Compliance officers know full well the regulations that apply to their operations. But technology offers line of sight to emerging regulations. Risk management platforms can alert compliance or safety officers immediately about fires, explosions, spills, and other safety risks at key supplier facilities or regions. Also, alerts can be set for environmental problems at those locations including emissions violations, air pollution, dumping, and more. 


These events often trigger enhanced safety guidelines and new governmental regulations. Managers can monitor area developments, including media coverage, public opinion, and the likelihood of governmental response. Companies can rate the likelihood of emerging regulations, then anticipate and plan for costly process changes. 

Legislation changes usually trigger supply slowdowns while suppliers respond, as when an explosion at explosion at Tianjiayi Chemical Company in China set off a wave of nationwide industrial safety inspection campaigns. Those types of campaigns usually trigger nationwide production halts, plant closures, and industrial zone shutdowns, and being prepared can save time and money. 

Once a company fully integrates a risk-assessment system, those insights can inform countless other business decisions. For example, planes can incorporate risk assessment into sourcing and networking planning. They can also access a detailed picture of risk exposure at supplier production facilities or sites identified for capital investments.  


Safety risk is an inherent part of chemicals procurement, production, and transportation, but new advances in technology can help. Dangerous threats can be envisioned, monitored, and minimized, establishing new levels of safety and security for a volatile industry. 
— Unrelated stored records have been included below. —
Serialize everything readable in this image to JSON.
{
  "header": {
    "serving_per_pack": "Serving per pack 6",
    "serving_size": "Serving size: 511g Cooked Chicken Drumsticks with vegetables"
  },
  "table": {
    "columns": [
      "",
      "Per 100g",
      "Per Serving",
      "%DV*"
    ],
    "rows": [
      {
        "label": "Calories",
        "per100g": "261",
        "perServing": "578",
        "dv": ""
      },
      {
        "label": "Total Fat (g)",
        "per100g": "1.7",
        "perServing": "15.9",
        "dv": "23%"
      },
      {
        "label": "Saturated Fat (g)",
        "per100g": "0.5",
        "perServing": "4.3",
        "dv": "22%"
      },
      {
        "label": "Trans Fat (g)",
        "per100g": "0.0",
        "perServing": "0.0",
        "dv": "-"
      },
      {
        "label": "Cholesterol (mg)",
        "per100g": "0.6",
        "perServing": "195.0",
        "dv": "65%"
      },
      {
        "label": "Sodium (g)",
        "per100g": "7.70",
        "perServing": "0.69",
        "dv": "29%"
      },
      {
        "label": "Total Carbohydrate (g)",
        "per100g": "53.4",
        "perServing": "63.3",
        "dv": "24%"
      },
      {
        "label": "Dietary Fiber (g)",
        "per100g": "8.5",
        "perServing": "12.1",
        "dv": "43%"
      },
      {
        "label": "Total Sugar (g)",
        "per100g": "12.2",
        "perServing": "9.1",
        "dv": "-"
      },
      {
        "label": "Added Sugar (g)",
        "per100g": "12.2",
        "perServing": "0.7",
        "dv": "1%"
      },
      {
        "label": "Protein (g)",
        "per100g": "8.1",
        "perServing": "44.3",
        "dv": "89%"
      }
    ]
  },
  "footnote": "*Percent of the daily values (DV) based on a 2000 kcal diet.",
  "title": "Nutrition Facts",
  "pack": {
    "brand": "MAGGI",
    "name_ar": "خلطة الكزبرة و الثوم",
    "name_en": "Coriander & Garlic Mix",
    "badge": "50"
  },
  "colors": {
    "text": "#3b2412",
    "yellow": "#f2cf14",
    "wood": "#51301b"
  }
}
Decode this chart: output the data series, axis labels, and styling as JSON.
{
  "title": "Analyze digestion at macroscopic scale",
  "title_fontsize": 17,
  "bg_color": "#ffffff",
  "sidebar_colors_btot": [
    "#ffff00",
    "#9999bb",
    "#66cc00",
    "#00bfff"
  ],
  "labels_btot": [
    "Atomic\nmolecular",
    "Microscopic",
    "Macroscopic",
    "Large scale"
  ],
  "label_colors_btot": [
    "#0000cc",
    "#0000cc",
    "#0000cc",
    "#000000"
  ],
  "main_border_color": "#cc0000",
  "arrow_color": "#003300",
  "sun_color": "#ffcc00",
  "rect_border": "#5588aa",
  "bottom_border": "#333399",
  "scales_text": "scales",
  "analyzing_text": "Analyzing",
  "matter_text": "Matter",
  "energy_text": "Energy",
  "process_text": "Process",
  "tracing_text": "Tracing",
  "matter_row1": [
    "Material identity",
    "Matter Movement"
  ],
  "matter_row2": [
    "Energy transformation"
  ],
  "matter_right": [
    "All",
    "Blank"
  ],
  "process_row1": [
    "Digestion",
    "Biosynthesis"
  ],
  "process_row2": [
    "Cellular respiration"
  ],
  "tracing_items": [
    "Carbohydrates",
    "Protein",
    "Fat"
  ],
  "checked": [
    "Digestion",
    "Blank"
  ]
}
Chemical supply chain management scenario planning 

A Category 4 hurricane heads toward the Gulf Coast, where Houston is home to 39% of the waterborne chemicals industry. Roll over each scenario to see the cost of various supply chain disruptions* and the alternate plans based on risk scoring insights. (Note: Estimates for EBITDA losses for a $10B chemicals company derived from Risk, Resilience, and Rebalancing in Global Value Chains, McKinsey, 2020.) 

Scenario 1 

Local weather forecasts alert Houston five days in advance to potential hurricane impact. Cost: Lost planning days = $750,000 

Alternate: Relying on an integrated risk-management platform, ABC Chemicals receives notice 10 days in advance of probable impact. 

Scenario 2 

Post-hurricane, Houston’s chlorine and ethylene producers declare force majeure, not able to fulfill contracts for two weeks because logistics were stalled by the storm. Late delivery penalties = $2.1M  

Alternate: Before impact, ABC Chemicals shifted all production from Houston to Manzanillo, Mexico.  

Scenario 3 

Gulf port closures and backups delay Chinese shipments of rock salt for four days coming into Houston facilities; damaged Texas oil fields also restrict natural gas production. Price increases; production shortages = $600,000 

Alternate: ABC Chemicals anticipates gaps and shifts to rock salt suppliers in India and natural gas in Venezuela shipping to Manzanillo, buying supplies before product shortages or price increases. 

Scenario 4 

Ethylene and chlorine production return to pre-hurricane levels within one week, but Gulf Coast rail yards are backed up. Spoiled product = $1M 

Alternate: ABC Chemicals logistics uses rail to ship finished product from Manzanillo location to main customers in San Diego. 

Scenario 5 

Post-hurricane logistics disruptions last for two months due to road closures, power outages, and seaport damage. Slow sales = $9M 

Alternate: By balancing production between Manzanillo and recovering Houston, ABC Chemicals maintains high production levels while sidestepping procurement and logistics disruptions.